Adam Spiegel. CEO of NorthStar Anesthesia (Irving, Texas): Within the ASC setting, the most significant change will be the continually increasing complexity of cases, combined with rising procedure volume. ASCs play a vital role in delivering care to patients, often in settings that differ substantially from hospital environments and require anesthesia providers to operate efficiently in faster-paced models, with increasing patient acuity. As this trend accelerates, anesthesia providers will need to adapt by offering innovative care models to serve these patients in more distributed, smaller and faster paced sites.
Jeff Tieder, MSN, CRNA. Clinical Assistant Professor of the Nurse Anesthesia Concentration at the University of Tennessee at Chattanooga: Expect the unexpected. While the industry broadly understands the macro trend, rising anesthesia utilization driven by procedural growth and an aging population, paired with continued reimbursement pressure, the pace and interaction of these forces remain unpredictable.
Utilization will continue to rise, but margins will tighten. This will push health systems and ambulatory surgery centers to reassess staffing models, efficiency and case selection in real time, rather than through long-term planning cycles.

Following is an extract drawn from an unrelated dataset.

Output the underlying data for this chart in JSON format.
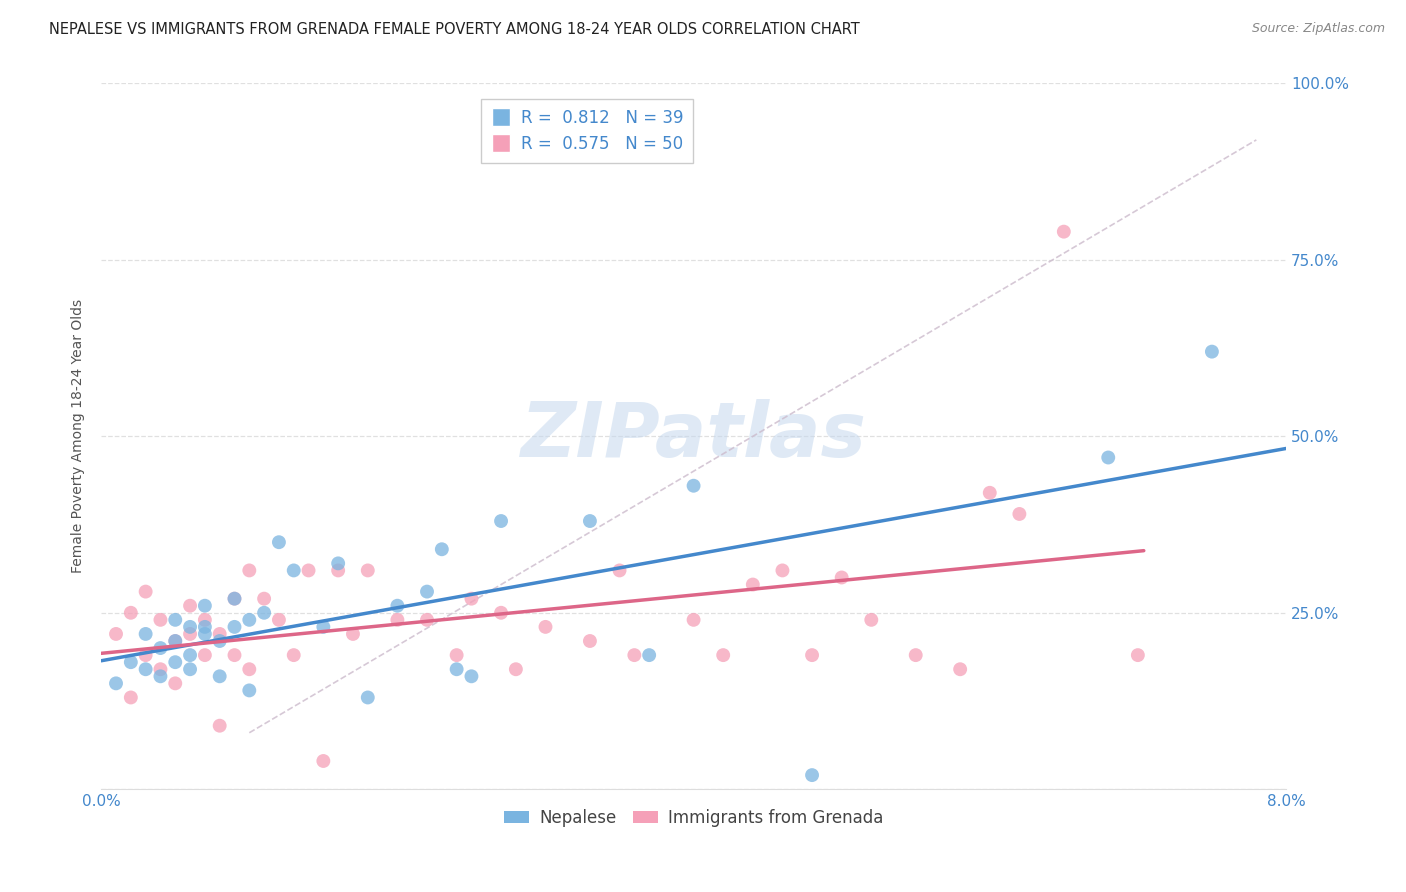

Meanwhile, workforce dynamics will evolve unevenly. Although CRNA program expansions may modestly increase supply, this will be offset by a growing anesthesiologist shortage projected to peak around 2036. Regional variability will remain significant, with some markets seeing continued salary growth while others stabilize. The net effect will be an accelerating shift toward flexible, CRNA-led or hybrid anesthesia models as organizations adapt to uncertainty rather than wait for clarity that may never fully arrive.
Mark Vojtko, APRN, CRNA. Delta Wave Anesthesia: Increased use of AI. While I don’t see AI being able to direct anesthesia care from start to finish and manage all the variables, I do see it being incorporated into projecting outcomes based on physical status scores, comorbidities, surgical procedure, surgeon and facility. I also foresee it as a gatekeeper for medication administration, preferred anesthesia type and location for common surgical procedures.
Staffing models will have to adapt and all those trained in anesthesia delivery will have to take on more cases, not just supervise them. The ACT [anesthesia care team] model of medical direction in and of itself has a long-standing history of poor compliance (i,e., billing fraud) and therefore should be abandoned once and for all. It is the hierarchy created by the ACT model that contributes significantly to job dissatisfaction, staff turnover and burnout. Once autonomous MDs, autonomous CRNAs and collaborative practice models (which bill under the AA or QZ modifiers only) become the norm, billing will become more simplified and more anesthesia providers will become available for improved patient flow.
Increased use of regional anesthesia and opioid- free and sparing anesthesia is gaining rapid acceptance for both the surgical and the anesthesia teams. As more procedures move to the outpatient setting, rapid recovery from anesthesia will be essential to maintain patient flows and optimal outcomes. For example, a hemorrhoidectomy with short-duration spinal anesthesia and sedation will yield both higher satisfaction scores and outcomes than those performed with general anesthesia. The industry needs to get on board with more efficient techniques that allow for optimal surgical conditions, faster recovery and improved postoperative pain scores and patient satisfaction.